Apr
20

Get Smart About Getting A Cheap Loan

Posted by Russell R. Collins
by Russell R. Collins

It seems that almost every time you open your email inbox, another flood of messages arrives congratulating you for qualifying for a specially discounted rate for a loan. After wading your way through these messages, you then find that scattered liberally throughout the web pages you visit are yet more adverts for cheap loans that exactly fit your specific circumstances.

With so much apparent choice and variety, it can become overwhelming, and identifying which would be the best option for your individual circumstances can be a very difficult task.

Depending upon your circumstances, such as employment, credit history, home ownership status and so on, you will be eligible for different rates and repayment terms.

A significant deciding factor in determining how good a rate you will be able to obtain will depend on how urgently you need the money, and whether you intend to pay it back quite quickly, or spread out over a longer period of time. A short term arrangement, such as a ‘pay day’ loan, is often only spread over three or four weeks, and is paid back in full from your next salary payment. Although the rate of interest is substantial, if paid off quickly it can be a positive solution for many.

Secured loans, however, always offer the most competitive terms and rates of interest, since in these cases the lender has the knowledge that their money is backed up by the property or secured capital, and as such, is relatively safe. Lenders compete fiercely within this market place.

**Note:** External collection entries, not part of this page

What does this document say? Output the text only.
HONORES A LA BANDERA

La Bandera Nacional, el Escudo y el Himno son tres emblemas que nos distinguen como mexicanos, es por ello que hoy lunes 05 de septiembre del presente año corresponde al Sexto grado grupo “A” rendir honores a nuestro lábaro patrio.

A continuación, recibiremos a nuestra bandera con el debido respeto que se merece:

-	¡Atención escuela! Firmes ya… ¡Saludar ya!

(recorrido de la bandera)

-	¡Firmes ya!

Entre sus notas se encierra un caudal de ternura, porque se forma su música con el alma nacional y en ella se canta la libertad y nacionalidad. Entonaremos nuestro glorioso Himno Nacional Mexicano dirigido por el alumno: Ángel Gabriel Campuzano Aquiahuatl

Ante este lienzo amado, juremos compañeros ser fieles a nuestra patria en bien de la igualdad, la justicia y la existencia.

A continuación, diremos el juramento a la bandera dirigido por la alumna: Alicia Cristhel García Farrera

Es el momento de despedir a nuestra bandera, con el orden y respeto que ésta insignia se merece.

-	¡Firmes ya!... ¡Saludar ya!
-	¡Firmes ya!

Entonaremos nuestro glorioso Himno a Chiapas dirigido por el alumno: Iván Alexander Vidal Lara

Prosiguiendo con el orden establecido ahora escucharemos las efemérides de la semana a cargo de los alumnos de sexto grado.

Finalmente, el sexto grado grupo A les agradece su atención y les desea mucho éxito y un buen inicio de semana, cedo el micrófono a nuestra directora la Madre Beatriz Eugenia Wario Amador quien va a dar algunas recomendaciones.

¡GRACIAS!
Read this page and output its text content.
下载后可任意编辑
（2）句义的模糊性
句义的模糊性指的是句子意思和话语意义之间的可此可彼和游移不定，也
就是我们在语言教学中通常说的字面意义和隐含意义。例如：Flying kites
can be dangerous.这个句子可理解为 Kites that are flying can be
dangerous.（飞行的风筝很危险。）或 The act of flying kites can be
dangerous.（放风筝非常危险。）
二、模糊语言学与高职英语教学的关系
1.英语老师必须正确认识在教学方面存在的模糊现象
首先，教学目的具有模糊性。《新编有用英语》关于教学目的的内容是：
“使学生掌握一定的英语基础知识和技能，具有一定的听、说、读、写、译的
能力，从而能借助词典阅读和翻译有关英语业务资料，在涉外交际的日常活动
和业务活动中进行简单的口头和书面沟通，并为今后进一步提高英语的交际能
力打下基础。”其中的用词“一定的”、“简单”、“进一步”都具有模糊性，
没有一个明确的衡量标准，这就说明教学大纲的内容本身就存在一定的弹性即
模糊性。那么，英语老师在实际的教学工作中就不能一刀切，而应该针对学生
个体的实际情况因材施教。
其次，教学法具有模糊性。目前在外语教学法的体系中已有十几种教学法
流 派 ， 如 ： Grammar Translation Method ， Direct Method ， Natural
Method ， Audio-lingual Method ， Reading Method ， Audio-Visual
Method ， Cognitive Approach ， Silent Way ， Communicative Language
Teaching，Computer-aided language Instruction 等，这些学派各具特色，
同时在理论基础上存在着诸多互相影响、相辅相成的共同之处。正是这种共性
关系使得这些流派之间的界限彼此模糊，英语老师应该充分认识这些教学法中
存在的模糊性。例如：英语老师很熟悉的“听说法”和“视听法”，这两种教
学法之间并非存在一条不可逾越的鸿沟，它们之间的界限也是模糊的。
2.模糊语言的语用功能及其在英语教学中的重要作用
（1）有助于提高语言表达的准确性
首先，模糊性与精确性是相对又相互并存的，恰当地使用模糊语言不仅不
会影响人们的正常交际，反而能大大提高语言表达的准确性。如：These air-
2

In order to find the cheapest loans available, ideally you should be in well paid, full time employment, with a good credit history and property against which the loan can be secured. If you are fortunate enough to be in this situation, then you would be wise to shop around, since you will be considered a very safe borrower, and lenders will be very keen to attract your attention.

Of course, not everyone is lucky enough to be in such a position, and there is an increasing market for those whose circumstances leave much to be desired. Many lenders will be able to offer deals to these people, although the rates and terms are far less competitive. Nonetheless, there is still much variation in the products available, and it is still very much to be advised to research the market first. Often, though, it is the very people who can least afford to enter an agreement that is very uncompetitive that do so, usually because their circumstances lead them to need the funds quickly.

Indeed, often it is the case that the borrower is so relieved to find someone who will lend at all, that they take the first offer made. What may seem like a good deal at the time could result in being committed to paying a far higher rate of interest than was necessary, and paying far more in the long term than if they had spent more time shopping around to compare deals.